Lieutenant Hugo Schäfer (30 June 1894 - 3 February 1920) was a German fighter ace credited with 11 aerial victories during World War I. As a member of Jasta 15 and 18, Schäfer formed a close relationship with fellow aces Georg von Hantelmann and Olivier Freiherr von Beaulieu-Marconnay, becoming known in the Jasta as the 'Three Inseparables.' Schäfer briefly became the commanding officer of Jasta 15, and survived the war only to die in a flying accident on 3 February 1920.

==Early life and service==
Schäfer was born on 30 June 1894 in Elberfeld, Germany. He joined the military in early 1915 and was commissioned as an officer in July. He received pilot training before joining Jasta 18 in mid-July.

==Aerial service==
After joining Jasta 18, however, Schäfer was moved to Jasta 15 during the personnel swap ordered by Rudolf Berthold in preparation for the German spring offensive. As the offensive began, Schäfer scored his first victory over a British R.E.8 on 28 March, followed by a SPAD on the 31st and an S.E.5a on 1 April. He scored 2 more victories over Breguet 14 and D.H.4 reconnaissance aircraft before being shot down by an S.E.5a on 17 June, the day that Jasta 15 commander Kurt Wüsthoff was shot down and brought into captivity. Schäfer, however, landed his aircraft behind friendly lines, and in August he had downed another Breguet, bringing his tally to 6.

During the course of the Spring Offensive, Schäfer forged a close friendship with Jasta 15's other rising aces Georg von Hantelmann and Olivier Freiherr von Beaulieu-Marconnay.
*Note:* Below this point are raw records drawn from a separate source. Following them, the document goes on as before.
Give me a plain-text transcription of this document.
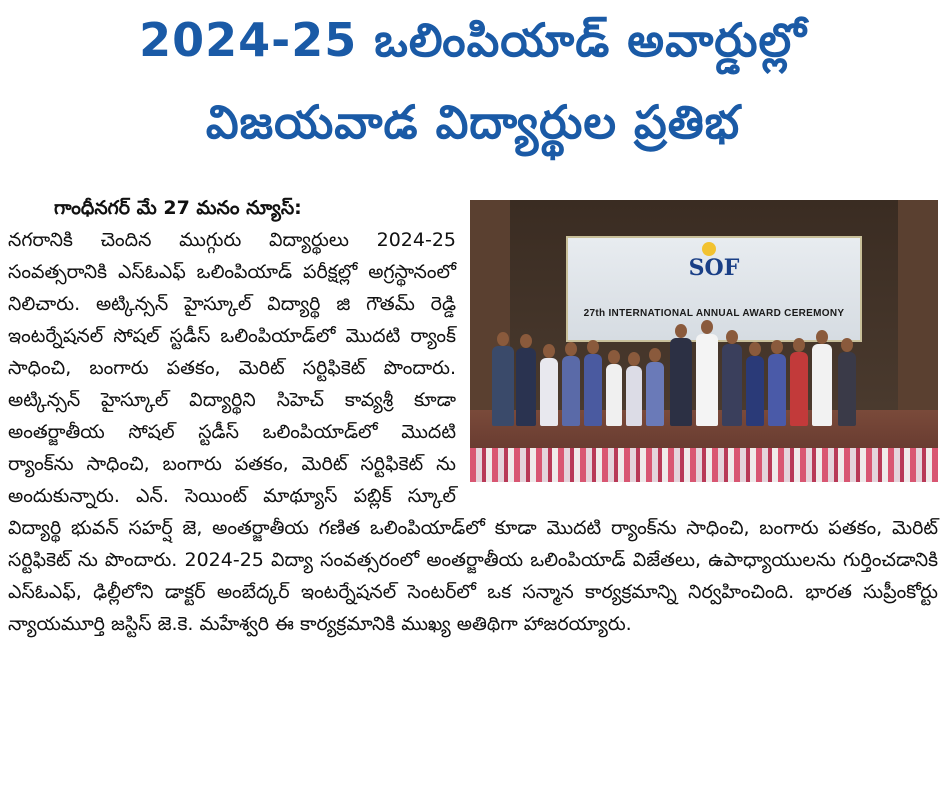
2024-25 ఒలింపియాడ్ అవార్డుల్లో
విజయవాడ విద్యార్థుల ప్రతిభ
SOF
27th INTERNATIONAL ANNUAL AWARD CEREMONY
గాంధీనగర్ మే 27 మనం న్యూస్:
నగరానికి చెందిన ముగ్గురు విద్యార్థులు 2024-25 సంవత్సరానికి ఎస్ఓఎఫ్ ఒలింపియాడ్ పరీక్షల్లో అగ్రస్థానంలో నిలిచారు. అట్కిన్సన్ హైస్కూల్ విద్యార్థి జి గౌతమ్ రెడ్డి ఇంటర్నేషనల్ సోషల్ స్టడీస్ ఒలింపియాడ్‌లో మొదటి ర్యాంక్ సాధించి, బంగారు పతకం, మెరిట్ సర్టిఫికెట్ పొందారు. అట్కిన్సన్ హైస్కూల్ విద్యార్థిని సిహెచ్ కావ్యశ్రీ కూడా అంతర్జాతీయ సోషల్ స్టడీస్ ఒలింపియాడ్‌లో మొదటి ర్యాంక్‌ను సాధించి, బంగారు పతకం, మెరిట్ సర్టిఫికెట్ ను అందుకున్నారు. ఎన్. సెయింట్ మాథ్యూస్ పబ్లిక్ స్కూల్ విద్యార్థి భువన్ సహర్ష్ జె, అంతర్జాతీయ గణిత ఒలింపియాడ్‌లో కూడా మొదటి ర్యాంక్‌ను సాధించి, బంగారు పతకం, మెరిట్ సర్టిఫికెట్ ను పొందారు. 2024-25 విద్యా సంవత్సరంలో అంతర్జాతీయ ఒలింపియాడ్ విజేతలు, ఉపాధ్యాయులను గుర్తించడానికి ఎస్ఓఎఫ్, ఢిల్లీలోని డాక్టర్ అంబేద్కర్ ఇంటర్నేషనల్ సెంటర్‌లో ఒక సన్మాన కార్యక్రమాన్ని నిర్వహించింది. భారత సుప్రీంకోర్టు న్యాయమూర్తి జస్టిస్ జె.కె. మహేశ్వరి ఈ కార్యక్రమానికి ముఖ్య అతిథిగా హాజరయ్యారు.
Both aged 19 to Schäfer's 24, these 3 young aces frequently flew together in combat and were known among the Jasta as the 'Three Inseparables.'

From 13 September to 9 October Schäfer downed 5 more aircraft-including 3 SPADs and 2 De Havilland bombers-which brought his final tally to 11. For his final 8 victories he flew a Fokker D.VII emblazoned with a white winged snake.

==Postwar==
Schäfer survived the war, but was killed in a flying accident on 3 February 1920. His signature Fokker D.VII was captured by the Americans after the armistice.